A spokesperson for the company said Prosperity continually evaluates the market conditions and related business needs to adjust operations as the economy shifts.
“With today’s higher-rate environment, our company, like many others in the industry, was forced to make the difficult decision to reduce its number of employees,” the spokesperson told HousingWire.
According to the tech mortgage platform Modex, Prosperity originated $11.2 billion in the last 12 months. The company has licenses in 49 states, 387 branches and 491 active loan officers.
Franklin American Mortgage Company, founded in 1994 in Brentwood, Tennessee, and a division of Citizens Bank since 2018, also had a round of layoffs, according to former employees.

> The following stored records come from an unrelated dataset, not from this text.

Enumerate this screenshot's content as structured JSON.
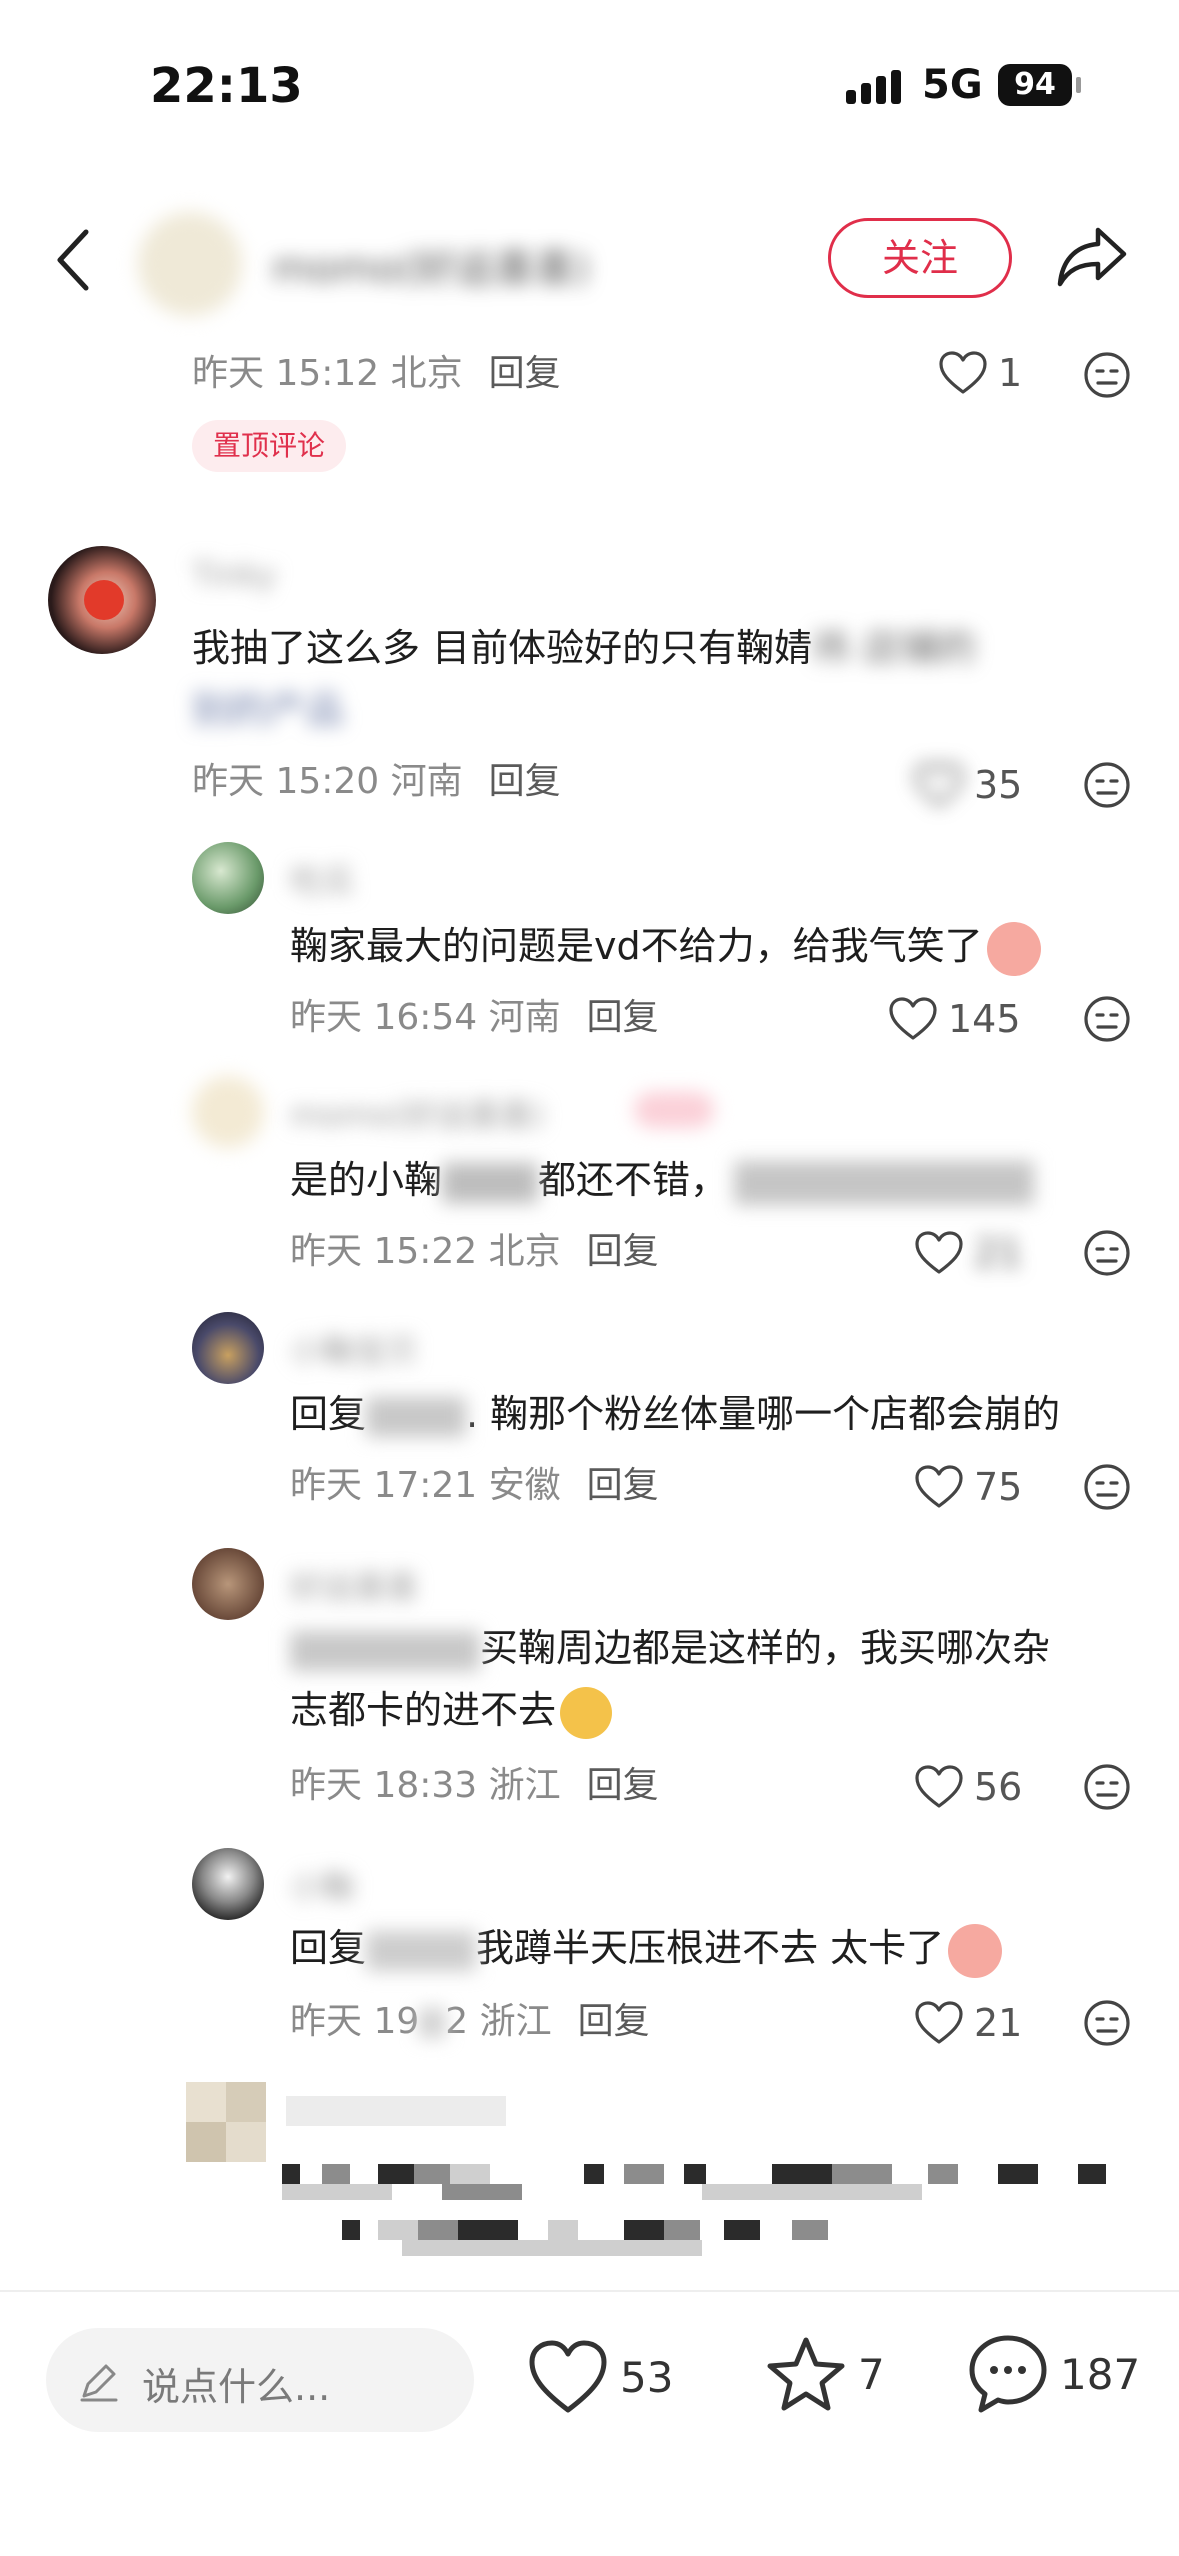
{
  "status_bar": {
    "time": "22:13",
    "network": "5G",
    "battery": "94"
  },
  "header": {
    "author": "momo(好运喜喜)",
    "follow_label": "关注"
  },
  "pinned": {
    "time": "昨天 15:12 北京",
    "reply": "回复",
    "likes": "1",
    "tag": "置顶评论"
  },
  "comments": [
    {
      "name": "Tinky",
      "text_line1_a": "我抽了这么多 目前体验好的只有鞠婧",
      "text_line1_b": "祎 店铺的",
      "text_line2": "别的产品",
      "meta": "昨天 15:20 河南",
      "reply": "回复",
      "likes": "35"
    },
    {
      "name": "吃瓜",
      "text": "鞠家最大的问题是vd不给力，给我气笑了",
      "meta": "昨天 16:54 河南",
      "reply": "回复",
      "likes": "145"
    },
    {
      "name": "momo(好运喜喜)",
      "text_a": "是的小鞠",
      "text_b": "都还不错，",
      "meta": "昨天 15:22 北京",
      "reply": "回复",
      "likes": "21"
    },
    {
      "name": "小鞠宝贝",
      "text_a": "回复",
      "text_b": ". 鞠那个粉丝体量哪一个店都会崩的",
      "meta": "昨天 17:21 安徽",
      "reply": "回复",
      "likes": "75"
    },
    {
      "name": "好运喜喜",
      "text_line1": "买鞠周边都是这样的，我买哪次杂",
      "text_line2": "志都卡的进不去",
      "meta": "昨天 18:33 浙江",
      "reply": "回复",
      "likes": "56"
    },
    {
      "name": "小鞠",
      "text_a": "回复",
      "text_b": "我蹲半天压根进不去 太卡了",
      "meta_a": "昨天 19",
      "meta_b": "2 浙江",
      "reply": "回复",
      "likes": "21"
    }
  ],
  "bottom_bar": {
    "placeholder": "说点什么...",
    "likes": "53",
    "stars": "7",
    "comments": "187"
  }
}
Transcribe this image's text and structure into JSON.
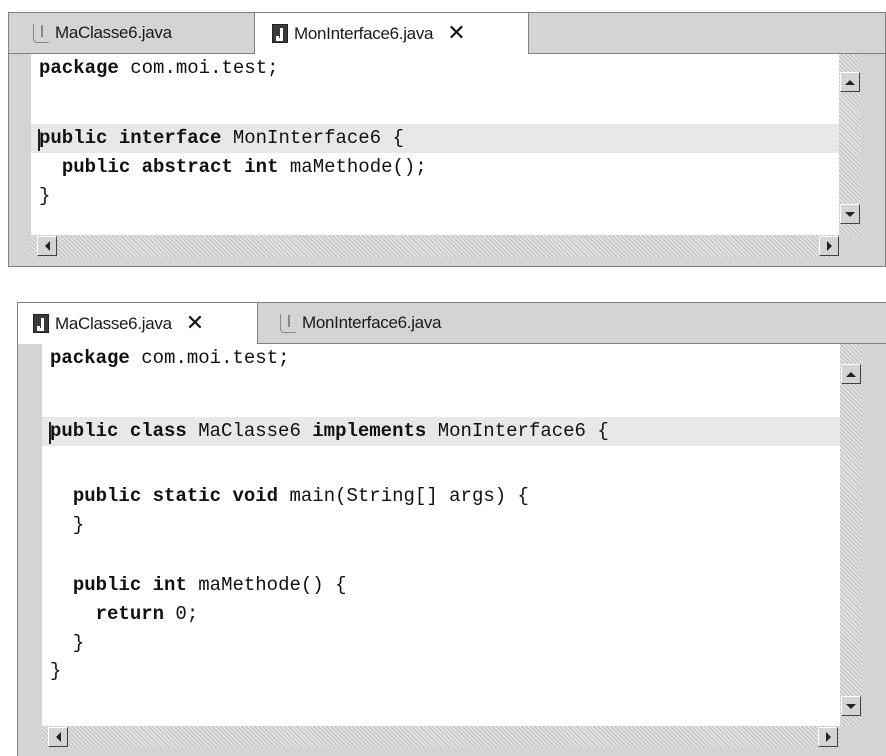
{
  "editor_top": {
    "tabs": [
      {
        "label": "MaClasse6.java",
        "active": false,
        "icon": "java-file-icon"
      },
      {
        "label": "MonInterface6.java",
        "active": true,
        "icon": "java-file-icon",
        "close": "✕"
      }
    ],
    "lines": [
      "package com.moi.test;",
      "",
      "public interface MonInterface6 {",
      "  public abstract int maMethode();",
      "}"
    ],
    "current_line": 3
  },
  "editor_bottom": {
    "tabs": [
      {
        "label": "MaClasse6.java",
        "active": true,
        "icon": "java-file-icon",
        "close": "✕"
      },
      {
        "label": "MonInterface6.java",
        "active": false,
        "icon": "java-file-icon"
      }
    ],
    "lines": [
      "package com.moi.test;",
      "",
      "public class MaClasse6 implements MonInterface6 {",
      "",
      "  public static void main(String[] args) {",
      "  }",
      "",
      "  public int maMethode() {",
      "    return 0;",
      "  }",
      "}"
    ],
    "current_line": 3
  },
  "keywords": [
    "package",
    "public",
    "interface",
    "abstract",
    "int",
    "class",
    "implements",
    "static",
    "void",
    "return"
  ],
  "colors": {
    "chrome": "#d4d4d4",
    "editor_bg": "#ffffff",
    "current_line": "#e8e8e8",
    "text": "#111111"
  }
}
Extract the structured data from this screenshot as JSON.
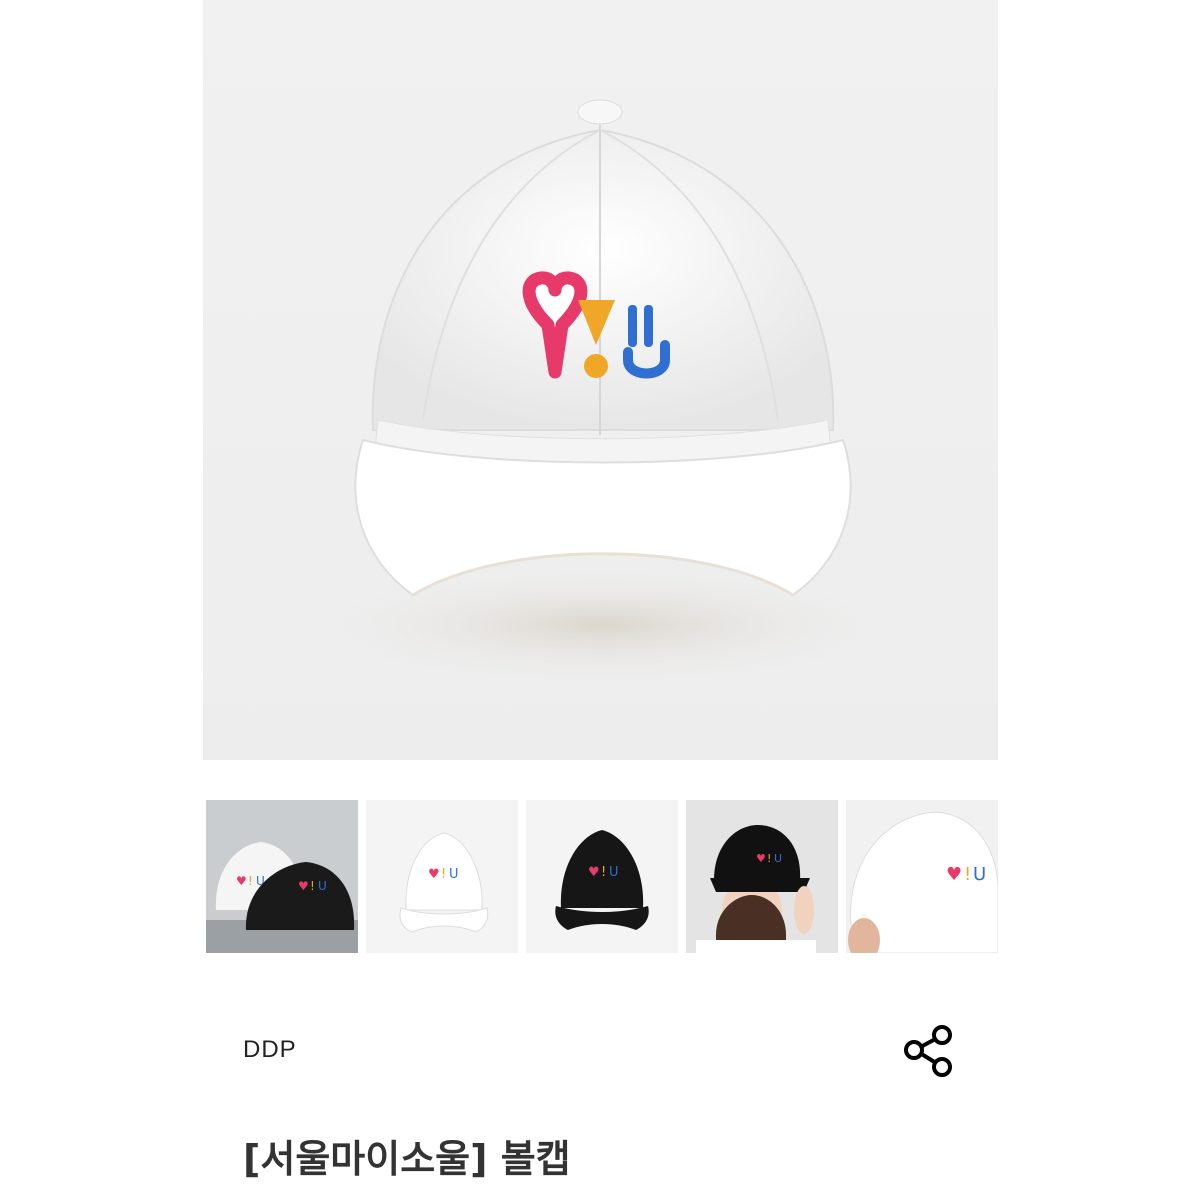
{
  "product": {
    "brand": "DDP",
    "title": "[서울마이소울] 볼캡",
    "main_image": "white-ballcap-front",
    "thumbnails": [
      "two-caps-white-black",
      "white-cap-front",
      "black-cap-front",
      "woman-wearing-black-cap",
      "man-wearing-white-cap"
    ]
  },
  "actions": {
    "share_icon": "share-icon"
  },
  "colors": {
    "heart": "#e83a6a",
    "exclamation": "#f0a626",
    "smile": "#2f6fd2",
    "text": "#222222"
  }
}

A spokesperson for the company said the layoffs impacted fewer than 25 employees, but did not provide further details.
Dark days ahead
Against the backdrop of rising interest rates and a shrinking mortgage origination market, the loan officer workforce has already been pared down close to pre-pandemic levels.
In 2021, the total loan-officer headcount nationwide was 353,119, up from 263,494 LOs in 2019, according to mortgage-data analytics company InGenius. As of July 15 this year, InGenius’ data shows there were 276,837 licensed loan officers in the country.
Don’t expect the labor market for mortgage pros to improve anytime soon.
Garth Graham, managing director of Stratmor Group, told HousingWire that industrywide, employment at nonbanks “is certainly getting back to the pre-COVID levels at 300,000 total jobs.”
“It’s painful for the 150,000 [or so people that are going to lose their jobs],” he said, “but it’s … not an existential meltdown like we had in 2008.”